“The First Fall Classic”

One of the things that keeps me watching baseball is its sense of history. The icons (buildings, clubs, players) always loom. One of my favorite books was “Ball Four” by Jim Bouton. I wound up having a conversation with Mr. Bouton on a completely different matter and of course, he offered to inscribe my copy. This is after who I realized with whom I was chatting and let professional stances head right out the door. I’ve digested his other works including his leading the battle to keep the local minor league stadium in his current hometown afloat. From there, I’ve digested the works of Thomas Boswell, David Halberstram, Peter Gammons and many others. It’s no coincidence that some of the better baseball movies come from the less glamourous moments, because that is often where the best stories are.

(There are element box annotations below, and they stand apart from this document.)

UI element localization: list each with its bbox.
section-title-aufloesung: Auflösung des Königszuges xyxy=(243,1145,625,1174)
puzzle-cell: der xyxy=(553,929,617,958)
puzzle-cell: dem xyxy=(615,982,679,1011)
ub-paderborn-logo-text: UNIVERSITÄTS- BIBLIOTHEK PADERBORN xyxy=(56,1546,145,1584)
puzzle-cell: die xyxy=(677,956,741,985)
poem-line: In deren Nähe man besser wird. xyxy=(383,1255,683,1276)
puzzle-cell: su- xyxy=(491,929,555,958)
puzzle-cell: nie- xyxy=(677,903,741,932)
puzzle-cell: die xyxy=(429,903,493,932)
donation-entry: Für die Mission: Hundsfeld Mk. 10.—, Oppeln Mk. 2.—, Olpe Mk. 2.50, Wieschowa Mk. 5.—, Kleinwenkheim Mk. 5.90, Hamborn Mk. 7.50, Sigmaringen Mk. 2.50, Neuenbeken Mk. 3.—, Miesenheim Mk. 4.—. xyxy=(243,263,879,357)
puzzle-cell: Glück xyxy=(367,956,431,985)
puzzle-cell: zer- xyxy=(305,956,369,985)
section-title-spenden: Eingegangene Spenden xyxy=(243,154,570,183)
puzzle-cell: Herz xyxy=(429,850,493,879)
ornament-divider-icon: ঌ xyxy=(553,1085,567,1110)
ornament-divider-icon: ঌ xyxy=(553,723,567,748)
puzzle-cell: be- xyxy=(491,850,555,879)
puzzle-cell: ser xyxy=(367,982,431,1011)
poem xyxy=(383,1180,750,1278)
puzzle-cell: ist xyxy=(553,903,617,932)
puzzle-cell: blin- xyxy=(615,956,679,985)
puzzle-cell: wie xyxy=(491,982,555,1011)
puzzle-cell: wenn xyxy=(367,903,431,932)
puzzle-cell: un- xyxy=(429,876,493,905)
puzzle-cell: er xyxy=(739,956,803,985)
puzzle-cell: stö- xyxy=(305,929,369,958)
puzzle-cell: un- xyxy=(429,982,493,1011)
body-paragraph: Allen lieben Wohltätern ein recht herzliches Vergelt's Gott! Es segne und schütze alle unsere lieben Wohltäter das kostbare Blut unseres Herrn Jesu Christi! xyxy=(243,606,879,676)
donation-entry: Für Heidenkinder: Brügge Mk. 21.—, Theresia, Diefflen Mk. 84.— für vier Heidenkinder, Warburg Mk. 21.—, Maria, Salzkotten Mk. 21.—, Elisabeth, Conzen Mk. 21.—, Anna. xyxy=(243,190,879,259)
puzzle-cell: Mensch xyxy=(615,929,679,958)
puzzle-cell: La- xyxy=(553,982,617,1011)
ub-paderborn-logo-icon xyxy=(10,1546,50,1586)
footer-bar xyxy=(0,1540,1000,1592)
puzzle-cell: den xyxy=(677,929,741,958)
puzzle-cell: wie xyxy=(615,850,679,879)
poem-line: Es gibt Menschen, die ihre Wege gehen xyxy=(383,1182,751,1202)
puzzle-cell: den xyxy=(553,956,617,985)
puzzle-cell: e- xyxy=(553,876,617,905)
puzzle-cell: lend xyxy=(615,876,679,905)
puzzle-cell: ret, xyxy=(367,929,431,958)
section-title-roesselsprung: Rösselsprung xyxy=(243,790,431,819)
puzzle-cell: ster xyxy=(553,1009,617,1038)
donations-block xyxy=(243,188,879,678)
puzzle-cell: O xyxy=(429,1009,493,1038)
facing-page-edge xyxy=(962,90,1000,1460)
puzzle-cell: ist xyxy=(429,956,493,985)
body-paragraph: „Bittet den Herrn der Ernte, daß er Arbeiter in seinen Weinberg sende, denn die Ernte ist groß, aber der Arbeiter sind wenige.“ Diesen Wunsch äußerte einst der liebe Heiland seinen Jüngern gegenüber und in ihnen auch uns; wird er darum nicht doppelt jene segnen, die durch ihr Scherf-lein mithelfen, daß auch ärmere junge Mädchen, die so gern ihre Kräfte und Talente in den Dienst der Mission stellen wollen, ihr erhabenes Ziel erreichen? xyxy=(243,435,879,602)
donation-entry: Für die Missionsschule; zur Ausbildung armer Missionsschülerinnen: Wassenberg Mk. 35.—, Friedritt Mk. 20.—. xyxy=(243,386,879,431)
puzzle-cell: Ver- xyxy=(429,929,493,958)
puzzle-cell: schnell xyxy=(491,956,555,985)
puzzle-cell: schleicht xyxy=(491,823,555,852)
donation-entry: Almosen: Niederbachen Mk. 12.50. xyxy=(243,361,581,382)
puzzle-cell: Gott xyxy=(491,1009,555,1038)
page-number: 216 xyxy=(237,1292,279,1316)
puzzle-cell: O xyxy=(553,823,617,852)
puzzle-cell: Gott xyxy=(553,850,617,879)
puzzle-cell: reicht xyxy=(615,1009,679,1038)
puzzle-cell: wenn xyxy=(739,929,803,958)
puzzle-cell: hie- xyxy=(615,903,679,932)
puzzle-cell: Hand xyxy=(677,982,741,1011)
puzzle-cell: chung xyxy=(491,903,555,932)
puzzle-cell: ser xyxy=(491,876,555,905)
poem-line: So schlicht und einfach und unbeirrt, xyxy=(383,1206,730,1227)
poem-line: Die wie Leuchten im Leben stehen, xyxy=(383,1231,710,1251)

It was a kick to pick up “The First Fall Classic” by Mike Vaccaro. Mike was two years behind me at St. Bonaventure University and tells a great tale of what remains (in the words of his publisher), “nearly a century later, the greatest World Series ever played. In October of 1912, seven years before gambling nearly destroyed the sport, the world of baseball got lucky. It would get two teams-the Boston Red Sox and the New York Giants, winners of a combined 208 games during the regular season-who may well have been the two finest ball clubs ever assembled to that point. Most importantly, during the course of eight games spanning nine days in that marvelous baseball autumn, they would elevate the World Series from a regional October novelty to a national obsession. The games would fight for space on the front pages of the nation’s newspapers, battling both an assassin’s bullet and the most sensational trial of the young century, with the Series often carrying the day and earning the “wood.” In THE FIRST FALL CLASSIC, veteran sports journalist and author Mike Vaccaro brings to life a bygone era in cinematic and intimate detail-and gives fans a wonderful page-turner that re-creates the magic and suspense of the world’s first great series.”

I have an affinity for the publishers notes since I used to write them. I remember the first time I read “Eight Men Out” by Eliot Asimov. He told story elements like they were bullet points. You saw the scene but there was no extraneous materials. Mike gives the lesser known tale of the 1912 Series a great cinematic feel which is even more impressive since the actual visuals aren’t necessarily ready at hand. It’s a tremendous work and I’m glad to see somebody I knew deserve the glowing reviews he is currently receiving. There is no grand collection of highlights to cull from but having the book, I feel like I’ve seen them.